Sebagian negara-negara dunia saat ini mulai beralih pada penggunaan energi baru terbarukan. Karena itu, Kaltim harus siap dengan kondisi tersebut, termasuk pula menyiapkan potensi-potensi penerimaan daerah dari tata kelola pembangunan hijau.
Kaltim perlu menggali sektor-sektor potensial di pertanian, perkebunan, industri pengolahan dan pariwisata. Selain itu, optimalisasi penerimaan daerah juga bisa dilakukan melalui perusahaan-perusahaan daerah (perusda) milik Pemprov Kaltim.
Selain itu, jika seluruh negara menjalankan komitmen iklim masing-masing, permintaan batu bara akan turun 20 persen sebelum 2030 dan 70 persen sebelum 2050. Maka dari itu, Kalimantan Timur atau daerah lain juga harus melepaskan diri perlahan dari ketergantungan batu bara. Apalagi dari data Badan Pusat Statistik (BPS) Kaltim, PDRB 2024 Kaltim dari sektor pertambangan dan penggalian, tercatat menurun. Pada 2023 sektor ini menyumbang peranan 43,19 persen. Sedangkan, 2024 turun menjadi 38,38 persen.
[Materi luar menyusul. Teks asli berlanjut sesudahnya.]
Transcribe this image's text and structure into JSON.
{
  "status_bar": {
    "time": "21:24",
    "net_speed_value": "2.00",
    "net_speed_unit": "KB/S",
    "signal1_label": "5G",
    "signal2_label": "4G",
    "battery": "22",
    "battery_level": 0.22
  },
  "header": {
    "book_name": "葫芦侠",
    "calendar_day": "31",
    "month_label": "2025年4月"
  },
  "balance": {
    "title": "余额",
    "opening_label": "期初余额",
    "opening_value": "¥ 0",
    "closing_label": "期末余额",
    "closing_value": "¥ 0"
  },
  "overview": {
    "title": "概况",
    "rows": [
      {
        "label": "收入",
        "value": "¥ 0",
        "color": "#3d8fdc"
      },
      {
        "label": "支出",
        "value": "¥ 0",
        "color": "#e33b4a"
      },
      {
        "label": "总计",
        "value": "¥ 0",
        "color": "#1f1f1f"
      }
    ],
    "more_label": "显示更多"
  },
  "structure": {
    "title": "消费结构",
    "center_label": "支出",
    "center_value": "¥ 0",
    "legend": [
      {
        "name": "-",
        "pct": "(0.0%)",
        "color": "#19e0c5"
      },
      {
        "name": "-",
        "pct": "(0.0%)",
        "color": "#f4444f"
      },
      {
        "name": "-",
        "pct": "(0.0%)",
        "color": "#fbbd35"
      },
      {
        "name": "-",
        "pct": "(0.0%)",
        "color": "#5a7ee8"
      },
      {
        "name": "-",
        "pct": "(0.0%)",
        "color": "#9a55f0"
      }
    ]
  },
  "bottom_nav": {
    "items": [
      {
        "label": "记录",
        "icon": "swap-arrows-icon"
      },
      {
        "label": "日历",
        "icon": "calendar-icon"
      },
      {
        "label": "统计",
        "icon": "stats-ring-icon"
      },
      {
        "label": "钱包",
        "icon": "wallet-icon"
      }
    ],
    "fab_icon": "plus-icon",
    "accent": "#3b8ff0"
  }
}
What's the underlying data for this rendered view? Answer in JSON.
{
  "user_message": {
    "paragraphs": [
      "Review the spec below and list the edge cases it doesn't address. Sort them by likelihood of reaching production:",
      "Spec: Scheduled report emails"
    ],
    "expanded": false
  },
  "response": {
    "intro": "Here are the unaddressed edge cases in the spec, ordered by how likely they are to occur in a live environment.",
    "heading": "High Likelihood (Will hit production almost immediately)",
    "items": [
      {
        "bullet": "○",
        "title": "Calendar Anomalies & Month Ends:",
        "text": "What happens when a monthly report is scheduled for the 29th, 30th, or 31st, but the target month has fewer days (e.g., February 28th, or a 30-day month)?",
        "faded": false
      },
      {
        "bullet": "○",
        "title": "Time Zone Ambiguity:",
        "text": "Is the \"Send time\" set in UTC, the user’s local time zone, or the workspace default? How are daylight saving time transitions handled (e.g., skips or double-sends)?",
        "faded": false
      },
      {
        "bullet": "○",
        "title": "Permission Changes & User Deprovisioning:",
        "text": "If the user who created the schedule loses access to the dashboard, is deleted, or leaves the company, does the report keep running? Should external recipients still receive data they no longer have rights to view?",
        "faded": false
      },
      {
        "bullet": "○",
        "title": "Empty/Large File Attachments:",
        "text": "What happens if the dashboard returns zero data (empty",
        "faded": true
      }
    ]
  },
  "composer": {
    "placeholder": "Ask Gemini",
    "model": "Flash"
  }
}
Di sisi lain, kekayaan sumber daya alam (SDA) di Kaltim memang tak berbanding lurus dengan upaya menyejahterakan seluruh masyarakatnya. Kemiskinan masih ada, sekolah tak layak masih ada, dan pengangguran juga banyak. Begitu pun dengan bencana ekologis dan kematian puluhan anak-anak di lubang tambang.
Berdasarkan data Badan Pusat Statistik pada awal 2024, di provinsi tempat batu bara itu dikeruk, diangkut, dan dikirim ke luar negeri, ada 221 ribuan penduduk yang tergolong miskin. Mereka hidup kurang dari Rp833.955 untuk tiap orang per bulan. (ffy/Sirana.id)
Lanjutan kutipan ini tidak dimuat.